Lots of good stuff. Thank you all for your inputs.
A couple of you asked for samples. There’s nothing unusual about the texts that will be used. I plan to test with texts from wikipedia by introducing misspellings, deletions, additions and changes in punctuation. Of course that continues to beg the question, how much can you alter a sentence before it becomes something else? Maybe I should be asking a different kind of monk about that. :)
Nevertheless I’ve included some texts below just to give a broad sense of what I expect to see. These are all from: https://en.wikipedia.org/wiki/Human_rights.
There’s flexibility on the question of how far into the text the algorithm has to be able to make a determination. Probably sentence by sentence as a first approximation.

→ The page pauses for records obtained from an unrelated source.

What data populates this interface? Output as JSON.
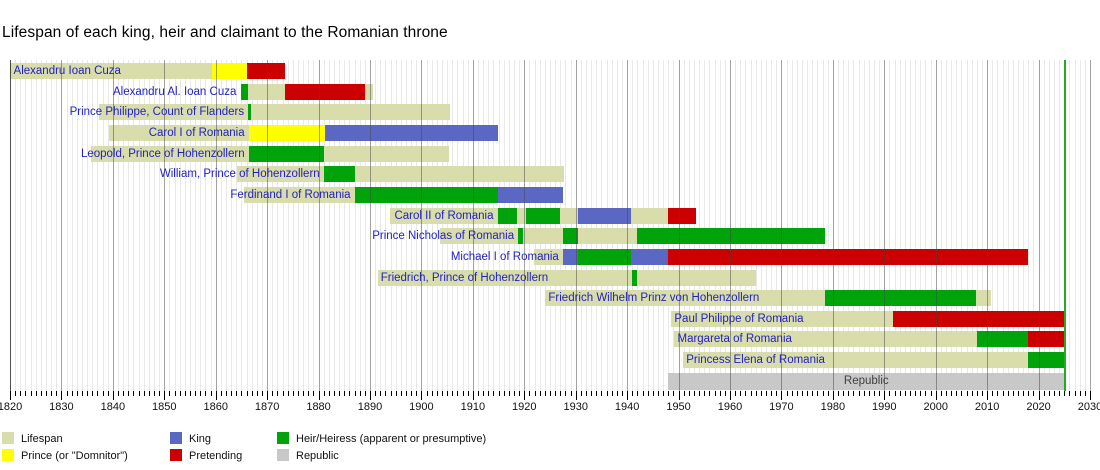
{
  "title": "Lifespan of each king, heir and claimant to the Romanian throne",
  "chart_data": {
    "type": "timeline",
    "title": "Lifespan of each king, heir and claimant to the Romanian throne",
    "x_axis": {
      "min": 1820,
      "max": 2030,
      "tick_interval_years": 10,
      "minor_tick_interval_years": 1,
      "tick_labels": [
        1820,
        1830,
        1840,
        1850,
        1860,
        1870,
        1880,
        1890,
        1900,
        1910,
        1920,
        1930,
        1940,
        1950,
        1960,
        1970,
        1980,
        1990,
        2000,
        2010,
        2020,
        2030
      ],
      "grid": true
    },
    "present_year": 2025.1,
    "colors": {
      "lifespan": "#d9dcab",
      "prince": "#ffff00",
      "king": "#5a68c4",
      "pretending": "#cc0000",
      "heir": "#00a40a",
      "republic": "#c8c8c8",
      "present_line": "#22aa22",
      "label_text": "#2222c2",
      "republic_text": "#404040",
      "grid_minor": "#e8e8e8",
      "grid_major": "rgba(70,70,70,0.5)",
      "grid_edge": "rgba(20,20,20,0.75)"
    },
    "legend": {
      "position": "bottom-left",
      "rows": [
        [
          {
            "key": "lifespan",
            "label": "Lifespan"
          },
          {
            "key": "king",
            "label": "King"
          },
          {
            "key": "heir",
            "label": "Heir/Heiress (apparent or presumptive)"
          }
        ],
        [
          {
            "key": "prince",
            "label": "Prince (or \"Domnitor\")"
          },
          {
            "key": "pretending",
            "label": "Pretending"
          },
          {
            "key": "republic",
            "label": "Republic"
          }
        ]
      ]
    },
    "rows": [
      {
        "label": "Alexandru Ioan Cuza",
        "label_align": "left",
        "label_anchor_year": 1820.3,
        "segments": [
          {
            "type": "lifespan",
            "from": 1820.0,
            "to": 1873.5
          },
          {
            "type": "prince",
            "from": 1859.2,
            "to": 1866.1
          },
          {
            "type": "pretending",
            "from": 1866.1,
            "to": 1873.5
          }
        ]
      },
      {
        "label": "Alexandru Al. Ioan Cuza",
        "label_align": "right",
        "label_anchor_year": 1864.6,
        "segments": [
          {
            "type": "lifespan",
            "from": 1864.9,
            "to": 1890.5
          },
          {
            "type": "heir",
            "from": 1864.9,
            "to": 1866.2
          },
          {
            "type": "pretending",
            "from": 1873.5,
            "to": 1889.0
          }
        ]
      },
      {
        "label": "Prince Philippe, Count of Flanders",
        "label_align": "right",
        "label_anchor_year": 1866.1,
        "segments": [
          {
            "type": "lifespan",
            "from": 1837.3,
            "to": 1905.6
          },
          {
            "type": "heir",
            "from": 1866.3,
            "to": 1866.9
          }
        ]
      },
      {
        "label": "Carol I of Romania",
        "label_align": "right",
        "label_anchor_year": 1866.2,
        "segments": [
          {
            "type": "lifespan",
            "from": 1839.3,
            "to": 1914.8
          },
          {
            "type": "prince",
            "from": 1866.4,
            "to": 1881.2
          },
          {
            "type": "king",
            "from": 1881.2,
            "to": 1914.8
          }
        ]
      },
      {
        "label": "Leopold, Prince of Hohenzollern",
        "label_align": "right",
        "label_anchor_year": 1866.2,
        "segments": [
          {
            "type": "lifespan",
            "from": 1835.7,
            "to": 1905.4
          },
          {
            "type": "heir",
            "from": 1866.4,
            "to": 1881.0
          }
        ]
      },
      {
        "label": "William, Prince of Hohenzollern",
        "label_align": "right",
        "label_anchor_year": 1880.8,
        "segments": [
          {
            "type": "lifespan",
            "from": 1864.2,
            "to": 1927.8
          },
          {
            "type": "heir",
            "from": 1881.0,
            "to": 1887.0
          }
        ]
      },
      {
        "label": "Ferdinand I of Romania",
        "label_align": "right",
        "label_anchor_year": 1886.8,
        "segments": [
          {
            "type": "lifespan",
            "from": 1865.5,
            "to": 1927.6
          },
          {
            "type": "heir",
            "from": 1887.0,
            "to": 1914.8
          },
          {
            "type": "king",
            "from": 1914.8,
            "to": 1927.6
          }
        ]
      },
      {
        "label": "Carol II of Romania",
        "label_align": "right",
        "label_anchor_year": 1914.6,
        "segments": [
          {
            "type": "lifespan",
            "from": 1893.8,
            "to": 1953.3
          },
          {
            "type": "heir",
            "from": 1914.8,
            "to": 1918.6
          },
          {
            "type": "heir",
            "from": 1920.3,
            "to": 1926.9
          },
          {
            "type": "king",
            "from": 1930.4,
            "to": 1940.7
          },
          {
            "type": "pretending",
            "from": 1948.0,
            "to": 1953.3
          }
        ]
      },
      {
        "label": "Prince Nicholas of Romania",
        "label_align": "right",
        "label_anchor_year": 1918.6,
        "segments": [
          {
            "type": "lifespan",
            "from": 1903.6,
            "to": 1978.4
          },
          {
            "type": "heir",
            "from": 1918.8,
            "to": 1919.8
          },
          {
            "type": "heir",
            "from": 1927.5,
            "to": 1930.4
          },
          {
            "type": "heir",
            "from": 1942.0,
            "to": 1978.4
          }
        ]
      },
      {
        "label": "Michael I of Romania",
        "label_align": "right",
        "label_anchor_year": 1927.3,
        "segments": [
          {
            "type": "lifespan",
            "from": 1921.8,
            "to": 2017.9
          },
          {
            "type": "king",
            "from": 1927.5,
            "to": 1930.4
          },
          {
            "type": "heir",
            "from": 1930.4,
            "to": 1940.7
          },
          {
            "type": "king",
            "from": 1940.7,
            "to": 1948.0
          },
          {
            "type": "pretending",
            "from": 1948.0,
            "to": 2017.9
          }
        ]
      },
      {
        "label": "Friedrich, Prince of Hohenzollern",
        "label_align": "left",
        "label_anchor_year": 1891.7,
        "segments": [
          {
            "type": "lifespan",
            "from": 1891.5,
            "to": 1965.1
          },
          {
            "type": "heir",
            "from": 1941.0,
            "to": 1942.0
          }
        ]
      },
      {
        "label": "Friedrich Wilhelm Prinz von Hohenzollern",
        "label_align": "left",
        "label_anchor_year": 1924.3,
        "segments": [
          {
            "type": "lifespan",
            "from": 1924.1,
            "to": 2010.7
          },
          {
            "type": "heir",
            "from": 1978.4,
            "to": 2007.8
          }
        ]
      },
      {
        "label": "Paul Philippe of Romania",
        "label_align": "left",
        "label_anchor_year": 1948.8,
        "segments": [
          {
            "type": "lifespan",
            "from": 1948.6,
            "to": 2025.1
          },
          {
            "type": "pretending",
            "from": 1991.6,
            "to": 2025.1
          }
        ]
      },
      {
        "label": "Margareta of Romania",
        "label_align": "left",
        "label_anchor_year": 1949.4,
        "segments": [
          {
            "type": "lifespan",
            "from": 1949.2,
            "to": 2025.1
          },
          {
            "type": "heir",
            "from": 2008.0,
            "to": 2017.9
          },
          {
            "type": "pretending",
            "from": 2017.9,
            "to": 2025.1
          }
        ]
      },
      {
        "label": "Princess Elena of Romania",
        "label_align": "left",
        "label_anchor_year": 1951.1,
        "segments": [
          {
            "type": "lifespan",
            "from": 1950.9,
            "to": 2025.1
          },
          {
            "type": "heir",
            "from": 2017.9,
            "to": 2025.1
          }
        ]
      },
      {
        "label": "Republic",
        "label_align": "center",
        "label_anchor_year": 1986.5,
        "is_republic_row": true,
        "segments": [
          {
            "type": "republic",
            "from": 1948.0,
            "to": 2025.1
          }
        ]
      }
    ]
  },
  "layout_note": "bars end at the green vertical line marking the present"
}
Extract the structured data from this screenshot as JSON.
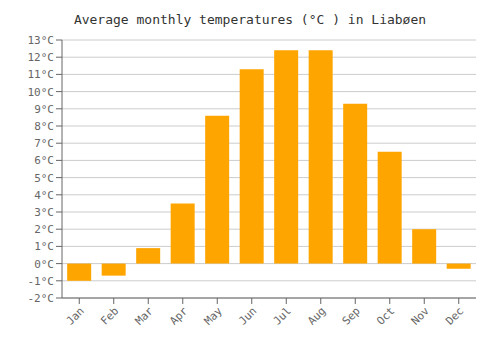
{
  "chart_data": {
    "type": "bar",
    "title": "Average monthly temperatures (°C ) in Liabøen",
    "categories": [
      "Jan",
      "Feb",
      "Mar",
      "Apr",
      "May",
      "Jun",
      "Jul",
      "Aug",
      "Sep",
      "Oct",
      "Nov",
      "Dec"
    ],
    "values": [
      -1.0,
      -0.7,
      0.9,
      3.5,
      8.6,
      11.3,
      12.4,
      12.4,
      9.3,
      6.5,
      2.0,
      -0.3
    ],
    "color": "#FFA500",
    "ylim": [
      -2,
      13
    ],
    "yticks": [
      {
        "value": -2,
        "label": "-2°C"
      },
      {
        "value": -1,
        "label": "-1°C"
      },
      {
        "value": 0,
        "label": "0°C"
      },
      {
        "value": 1,
        "label": "1°C"
      },
      {
        "value": 2,
        "label": "2°C"
      },
      {
        "value": 3,
        "label": "3°C"
      },
      {
        "value": 4,
        "label": "4°C"
      },
      {
        "value": 5,
        "label": "5°C"
      },
      {
        "value": 6,
        "label": "6°C"
      },
      {
        "value": 7,
        "label": "7°C"
      },
      {
        "value": 8,
        "label": "8°C"
      },
      {
        "value": 9,
        "label": "9°C"
      },
      {
        "value": 10,
        "label": "10°C"
      },
      {
        "value": 11,
        "label": "11°C"
      },
      {
        "value": 12,
        "label": "12°C"
      },
      {
        "value": 13,
        "label": "13°C"
      }
    ],
    "grid": true
  }
}
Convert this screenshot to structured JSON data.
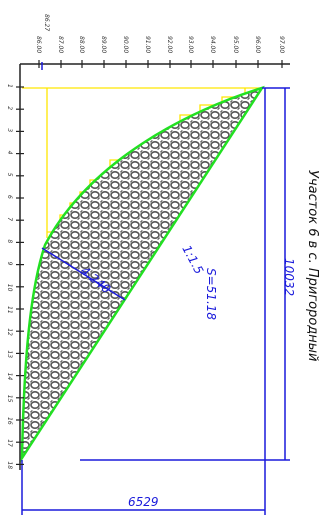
{
  "title": "Участок 6 в с. Пригородный",
  "elevation_labels": [
    "86.27",
    "86.00",
    "87.00",
    "88.00",
    "89.00",
    "90.00",
    "91.00",
    "92.00",
    "93.00",
    "94.00",
    "95.00",
    "96.00",
    "97.00"
  ],
  "stations": [
    "1",
    "2",
    "3",
    "4",
    "5",
    "6",
    "7",
    "8",
    "9",
    "10",
    "11",
    "12",
    "13",
    "14",
    "15",
    "16",
    "17",
    "18"
  ],
  "dimensions": {
    "slope_length": "4.240",
    "slope_ratio": "1:1.5",
    "area": "S=51.18",
    "height": "10032",
    "width": "6529"
  }
}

Certainly Levenshtein distance looks worthy of study and String::Approx looks very interesting as well, along with a few more suggestions made in the String::Approx description on cpan. I’ll have to experiment will all of this and see where it gets me. And I have to beg your pardon - it could take a while to be able to comment further on these suggestions.
> And if you want to go hardcore on the problem: “wordnet”
It’s not so far fetched. At least, some effort to do grammatical parsing or look at sentence structure could be helpful. I’ve had good experiences with Lingua/LinkParser and it can be a way to look at the abstraction of the sentence instead of at the sentence itself, though it's probably too much overhead for this application.
|